No feminino, o grande vencedor foi o técnico Zé Roberto Guimarães. Fez história. Campeão olímpico com os homens em 92 e com as mulheres em 2008. Fato inédito. Em 92, Zé Roberto revolucionou o voleibol. O dilema era encontrar um lugar para três atacantes que jogavam como ponteiros: Tande, Negrão e Giovane. O dilema era reforçar o bloqueio e não perder a capacidade ofensiva de Negrão. O que fez o treinador: colocou Negrão para fazer a diagonal do levantador Maurício, mas bloqueando no meio em duas passagens da rede. Carlão faria a outra passagem. Com isso, Negrão passaria a atacar da saída da rede, e o Brasil teria ele, Tande e Negrão, uma força ofensiva descomunal. Negrão passava a ser o que se chama hoje de oposto, um jogador que atua na diagonal do levantador mas não tem mais a responsabilidade de passar e, eventualmente, levantar, como acontecia antigamente. Por causa do Brasil de 92 surgiu o líbero e o vôlei tem a cara de hoje.
Mas voltando às meninas do Zé, além do parão tático e da nova disposição física do time, processo esse iniciado por Bernardinho, a postura foi outra. A regra: MENOS MUSAS E MAIS ATLETAS, JOGADORAS DE VOLEIBOL. MENOS INTERESSES INDIVIDUAIS E MAIS INTERESSES COLETIVOS.
As decisões dentro de quadra foram muito mais sensatas, coletivas, de equipe. Fofão brilhou, mostrando que já poderia ter sido titular há muito tempo. Mari se recuperou da enrascada que sobrou para ela em Atenas, quando gente de mais responsabilidade encurtou o braço, literalmente.
O vôlei brasileiro entrou num ciclo virtuoso. A molecada quer jogar voleibol. Ao ponto de o basquete, decadente, se alimentar das sobras do voleibol, dos jogadores altos que não passam nas peneiras. Resultado de um trabalho profissional de excelência. Sempre houve bons jogadores e bons formadores de jogadores no Brasil. A partir dos anos 80, com recursos, intercâmbio e investimento em ciência do esporte, aconteceu a explosão.
Um exemplo para as muitas ilhas de incompetência do nosso esporte.
Um comentário:
Nori, se me permite, tenho uma visão diferente a respeito da invenção do líbero, mas também inspirada pela genialidade do Zé lá em 92: por causa dos três monstros - Tande, Giovane e Negrão -, ele teve de escalar o Carlão de meio-de-rede, função que o capitão já não fazia nos clubes - jogava de ponta e inclusive reclamou muito de voltar ao meio.

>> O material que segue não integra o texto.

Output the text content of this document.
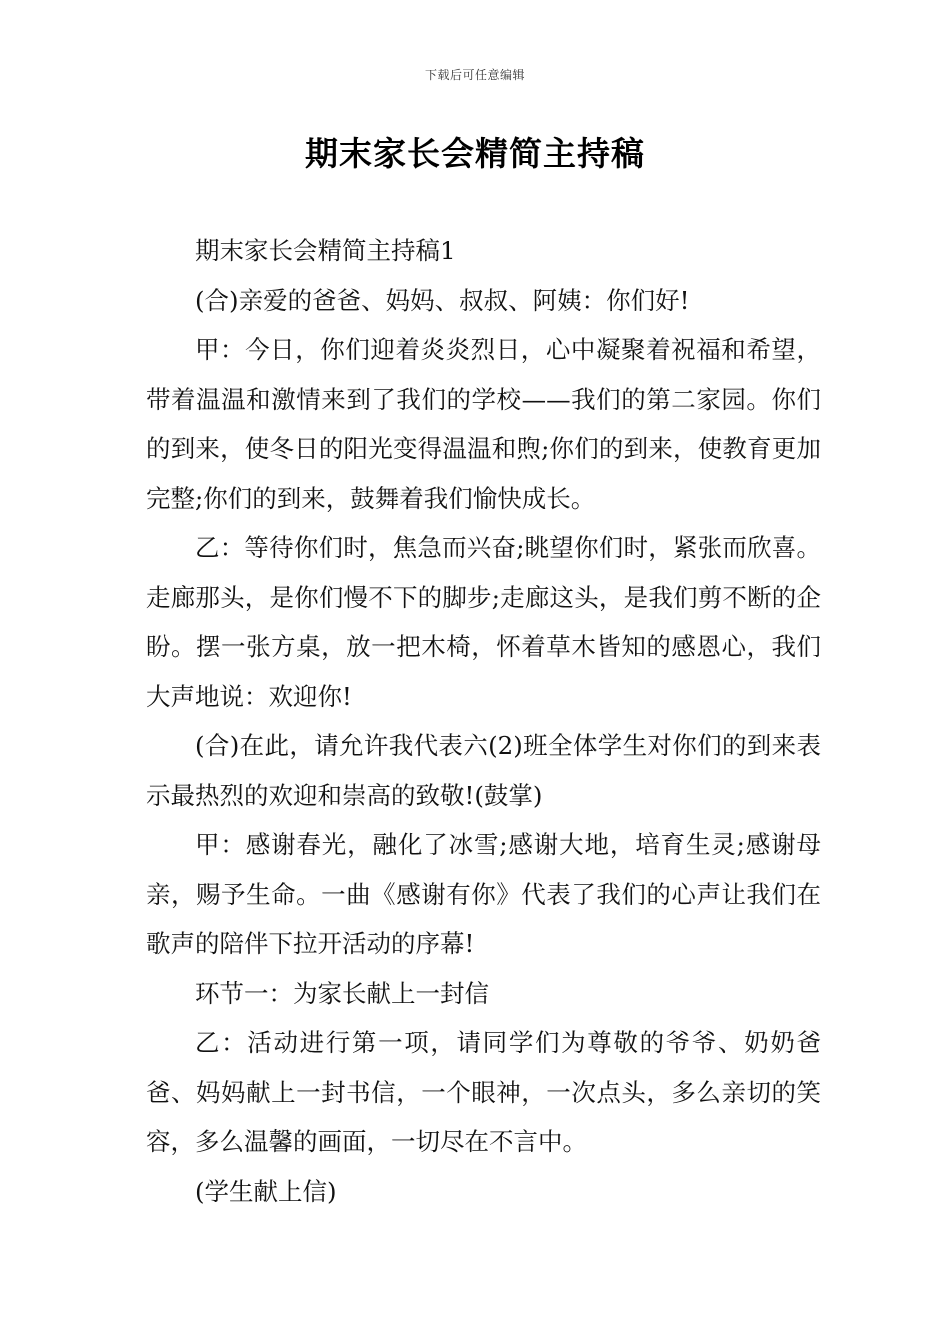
下载后可任意编辑
期末家长会精简主持稿

期末家长会精简主持稿1

(合)亲爱的爸爸、妈妈、叔叔、阿姨：你们好!

甲：今日，你们迎着炎炎烈日，心中凝聚着祝福和希望，带着温温和激情来到了我们的学校——我们的第二家园。你们的到来，使冬日的阳光变得温温和煦;你们的到来，使教育更加完整;你们的到来，鼓舞着我们愉快成长。

乙：等待你们时，焦急而兴奋;眺望你们时，紧张而欣喜。走廊那头，是你们慢不下的脚步;走廊这头，是我们剪不断的企盼。摆一张方桌，放一把木椅，怀着草木皆知的感恩心，我们大声地说：欢迎你!

(合)在此，请允许我代表六(2)班全体学生对你们的到来表示最热烈的欢迎和崇高的致敬!(鼓掌)

甲：感谢春光，融化了冰雪;感谢大地，培育生灵;感谢母亲，赐予生命。一曲《感谢有你》代表了我们的心声让我们在歌声的陪伴下拉开活动的序幕!

环节一：为家长献上一封信

乙：活动进行第一项，请同学们为尊敬的爷爷、奶奶爸爸、妈妈献上一封书信，一个眼神，一次点头，多么亲切的笑容，多么温馨的画面，一切尽在不言中。

(学生献上信)
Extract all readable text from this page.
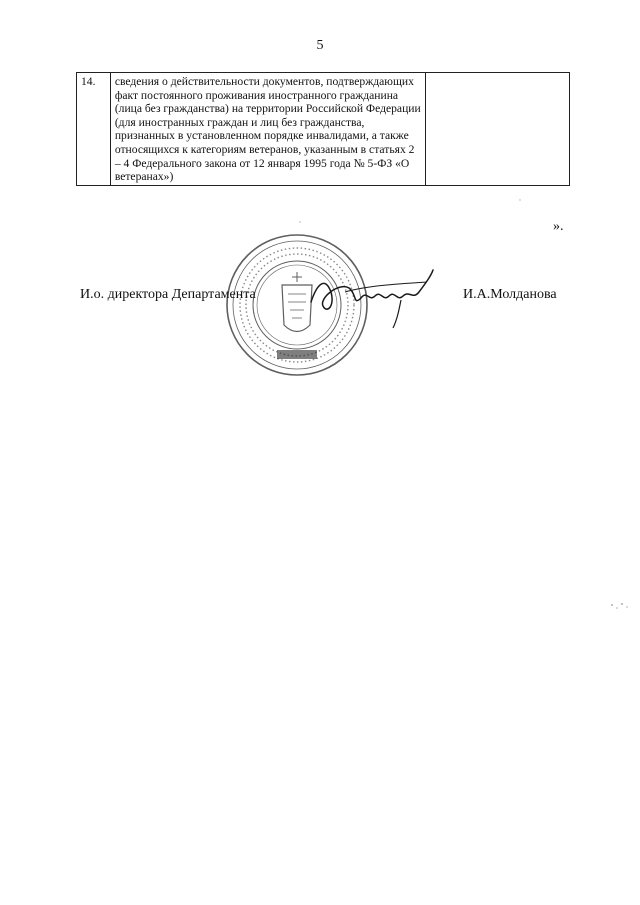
5
14.	сведения о действительности документов, подтверждающих факт постоянного проживания иностранного гражданина (лица без гражданства) на территории Российской Федерации (для иностранных граждан и лиц без гражданства, признанных в установленном порядке инвалидами, а также относящихся к категориям ветеранов, указанным в статьях 2 – 4 Федерального закона от 12 января 1995 года № 5-ФЗ «О ветеранах»)	
».
И.о. директора Департамента	И.А.Молданова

Nisso, o Carlão foi aproveitado para fazer também o passe, junto com o Tande e o Giovane, e o Brasil passou a ser a primeira seleção a atuar com três passadores especialistas, dando liberdade para o genial Maurício deitar e rolar.
A invenção do líbero, que cumpre a passagem do gigante meio-de-rede no fundo, acabou dando a todos os times a chance de ter três passadores. Pode ver que, depois de uma relutância inicial, não há time que não jogue dessa forma, com o líbero entrando em todas as passagens do fundo, à exceção de quando o meio tem de sacar.
No caso do Negrão bloqueando meio, vale lembrar que ele também batia a primeira bola, com uma velocidade impressionante. Diria que o Negrão é um Stanley melhorado.
De resto, concordo com sua brilhante análise. No caso Ricardinho, a impressão que tenho é que é um caso parecido, guardadas as proporções, a Felipão x Romário. A diferença é que o Brasil ganhou a Copa de 2002 e ninguém questionou o Felipão - como ninguém estaria falando do Ricardinho se tivéssemos levado o ouro.